TPX2 knockdown inhibits AKT signaling in U251 and U87 cells
The effect of TPX2 knockdown on AKT signaling in various glioma cell lines was next examined. Compared with control siRNA-transfected cells, TPX2 knockdown significantly decreased the phosphorylation of AKT. Additionally, knockdown of TPX2 increased the expression of the cell cycle inhibitor p21. By contrast, cyclin D1 and MMP-9 were downregulated in U251 and U87 glioma cells (P<0.05; Fig. 7) following transfection with TPX2 siRNA. It was also observed that treatment of cells with AKT inhibitor IV in large part phenocopied the effect of TPX2 knockdown. That is, AKT inhibitor IV decreased the phosphorylation of AKT, decreased the expression of MMP-9 and cyclin D1, and increased the expression of p21 in U251 and U87 cells (P<0.05; Fig. 8). These results suggest that TPX2-mediated control of glioma cell proliferation and invasion may occur via the AKT signaling pathway.
Discussion
GBM is the most common type of human brain tumor and is essentially incurable. Despite recent advances in GBM treatment, including the use of aggressive surgery combined with radiation, chemotherapy and biological therapy, the median survival values have not changed much over the past several years (15,16). Thus, improved detection, prevention and treatment of GBM are important unmet needs. Invasive growth is the most characteristic phenotype of glioblastoma, which is a major reason why patients with this type of tumor have such poor prognosis (2). Therefore, inhibition of invasion, for example by interfering with the signaling pathways that regulate this process, may be therapeutically useful for the treatment of GBM.

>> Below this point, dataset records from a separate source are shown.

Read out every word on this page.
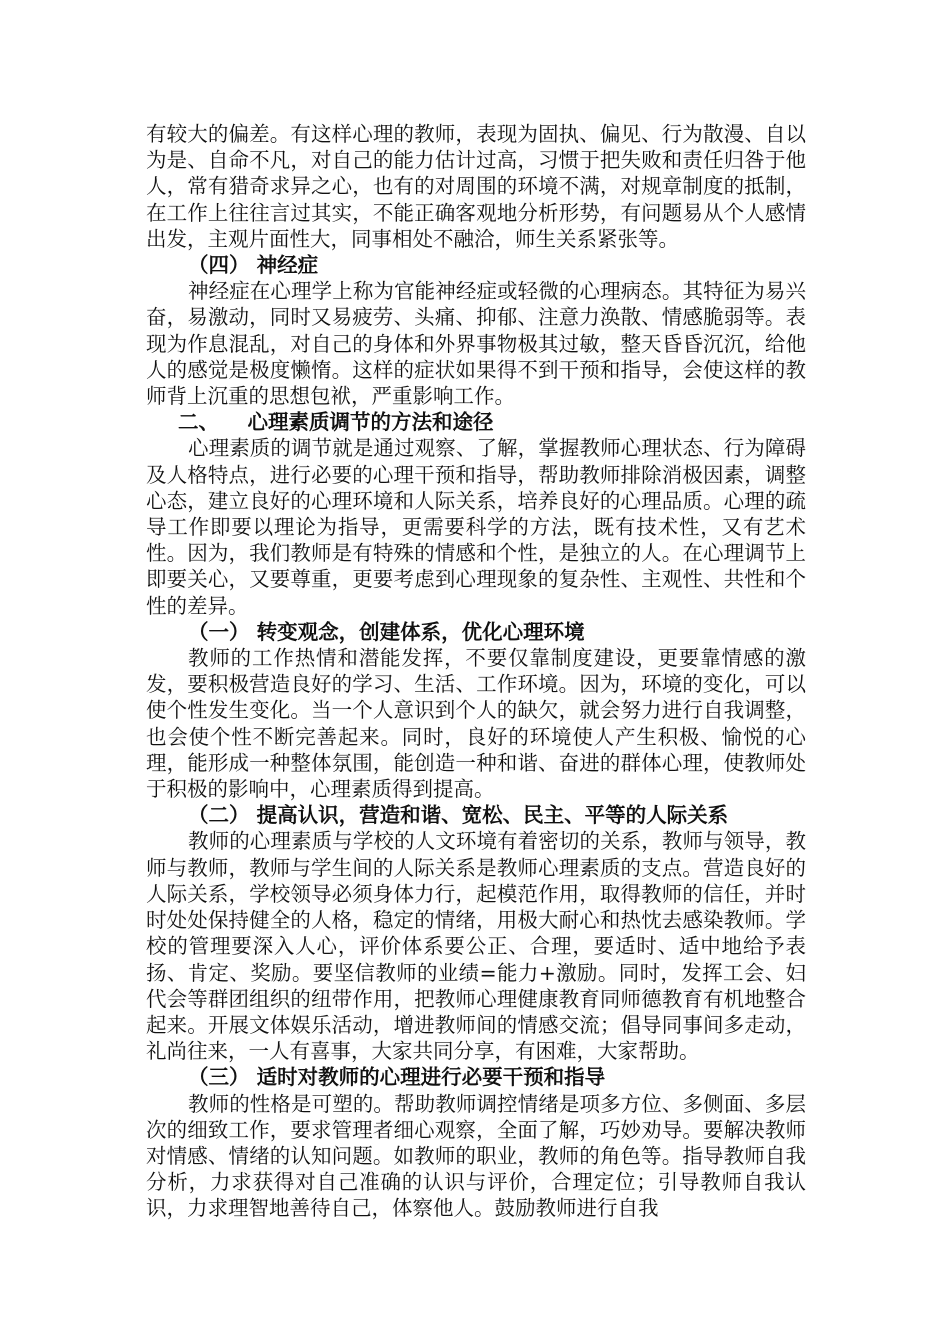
有较大的偏差。有这样心理的教师，表现为固执、偏见、行为散漫、自以为是、自命不凡，对自己的能力估计过高，习惯于把失败和责任归咎于他人，常有猎奇求异之心，也有的对周围的环境不满，对规章制度的抵制，在工作上往往言过其实，不能正确客观地分析形势，有问题易从个人感情出发，主观片面性大，同事相处不融洽，师生关系紧张等。

（四） 神经症

神经症在心理学上称为官能神经症或轻微的心理病态。其特征为易兴奋，易激动，同时又易疲劳、头痛、抑郁、注意力涣散、情感脆弱等。表现为作息混乱，对自己的身体和外界事物极其过敏，整天昏昏沉沉，给他人的感觉是极度懒惰。这样的症状如果得不到干预和指导，会使这样的教师背上沉重的思想包袱，严重影响工作。

二、    心理素质调节的方法和途径

心理素质的调节就是通过观察、了解，掌握教师心理状态、行为障碍及人格特点，进行必要的心理干预和指导，帮助教师排除消极因素，调整心态，建立良好的心理环境和人际关系，培养良好的心理品质。心理的疏导工作即要以理论为指导，更需要科学的方法，既有技术性，又有艺术性。因为，我们教师是有特殊的情感和个性，是独立的人。在心理调节上即要关心，又要尊重，更要考虑到心理现象的复杂性、主观性、共性和个性的差异。

（一） 转变观念，创建体系，优化心理环境

教师的工作热情和潜能发挥，不要仅靠制度建设，更要靠情感的激发，要积极营造良好的学习、生活、工作环境。因为，环境的变化，可以使个性发生变化。当一个人意识到个人的缺欠，就会努力进行自我调整，也会使个性不断完善起来。同时，良好的环境使人产生积极、愉悦的心理，能形成一种整体氛围，能创造一种和谐、奋进的群体心理，使教师处于积极的影响中，心理素质得到提高。

（二） 提高认识，营造和谐、宽松、民主、平等的人际关系

教师的心理素质与学校的人文环境有着密切的关系，教师与领导，教师与教师，教师与学生间的人际关系是教师心理素质的支点。营造良好的人际关系，学校领导必须身体力行，起模范作用，取得教师的信任，并时时处处保持健全的人格，稳定的情绪，用极大耐心和热忱去感染教师。学校的管理要深入人心，评价体系要公正、合理，要适时、适中地给予表扬、肯定、奖励。要坚信教师的业绩=能力+激励。同时，发挥工会、妇代会等群团组织的纽带作用，把教师心理健康教育同师德教育有机地整合起来。开展文体娱乐活动，增进教师间的情感交流；倡导同事间多走动，礼尚往来，一人有喜事，大家共同分享，有困难，大家帮助。

（三） 适时对教师的心理进行必要干预和指导

教师的性格是可塑的。帮助教师调控情绪是项多方位、多侧面、多层次的细致工作，要求管理者细心观察，全面了解，巧妙劝导。要解决教师对情感、情绪的认知问题。如教师的职业，教师的角色等。指导教师自我分析，力求获得对自己准确的认识与评价，合理定位；引导教师自我认识，力求理智地善待自己，体察他人。鼓励教师进行自我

TPX2 regulates multiple aspects of mitotic spindle assembly and chromosome isolation (5,17). A previous study revealed that TPX2 overexpression promotes invasion and progression in vitro (18), and suggested that TPX2 is a potent oncogene in human cancers (6–9). Li et al (9) reported that TPX2 expression was elevated in glioma tissue compared with normal tissue. TPX2 knockdown has been shown to inhibit cell proliferation and to increase early-stage apoptosis in glioma U87 cells (9). Knockdown of TPX2 has also been shown to decrease the levels of Aurora A, Ran and cyclin B1, and to increase the expression of c-Myc and p53 (9). Despite these findings, the precise role of TPX2 in glioma is poorly understood.
The present study demonstrates that TPX2 expression is significantly higher in several glioma cell lines compared with that in NHAs. It also provides data showing that TPX2 regulates the proliferation and invasion of abilities U251 and U87 cells. Specifically, overexpression of TPX2 in either cell line promoted cell proliferation and enhanced their invasive potential. Importantly, knockdown of TPX2 had the exact opposite effect. Taken together, these data suggest that TPX2 regulates cell proliferation and invasion in glioma cells.
Previous in vivo and in vitro glioma studies noticed that AKT activation and phosphorylation are common occurrences in GBM (19,20). AKT protein kinases are critical regulators of multiple cellular functions, including cell growth, survival and metabolism (14). In normal cells, the growth factor-dependent activation of phosphoinositide 3-kinase (PI3K) is tightly controlled by the potent tumor suppressor phosphatase and tensin homolog (PTEN). Aberrant activation of AKT can result from mutations in upstream regulators (such as receptor tyrosine kinases), overexpression of AKT or deletions of negative regulators (such as PTEN) (21). AKT signaling regulates cell cycle entry by phosphorylating cyclin D1-cyclin-dependent kinase 4 complexes (22,23). AKT promotes the G1/S transition by antagonizing the accumulation of two G1/S transition inhibitors, p21 and p27 (24). p21 can be phosphorylated either directly by AKT or by kinases activated by AKT (25). MMP-2 and MMP-9 are key enzymes involved in the degradation of type IV collagen, which is a component of the extracellular matrix. Increased expression of both MMP-2 and MMP-9 has been associated with tumor cell growth and invasion (26). Fu et al demonstrated that activation of PI3K/AKT signaling suppressed the expression of p53 and tissue inhibitor of MMP-2, resulting in overexpression of proliferating cell nuclear antigen, cyclin D1, MMP-2 and MMP-9, which promoted cell proliferation and invasion in U251 glioma cells (27).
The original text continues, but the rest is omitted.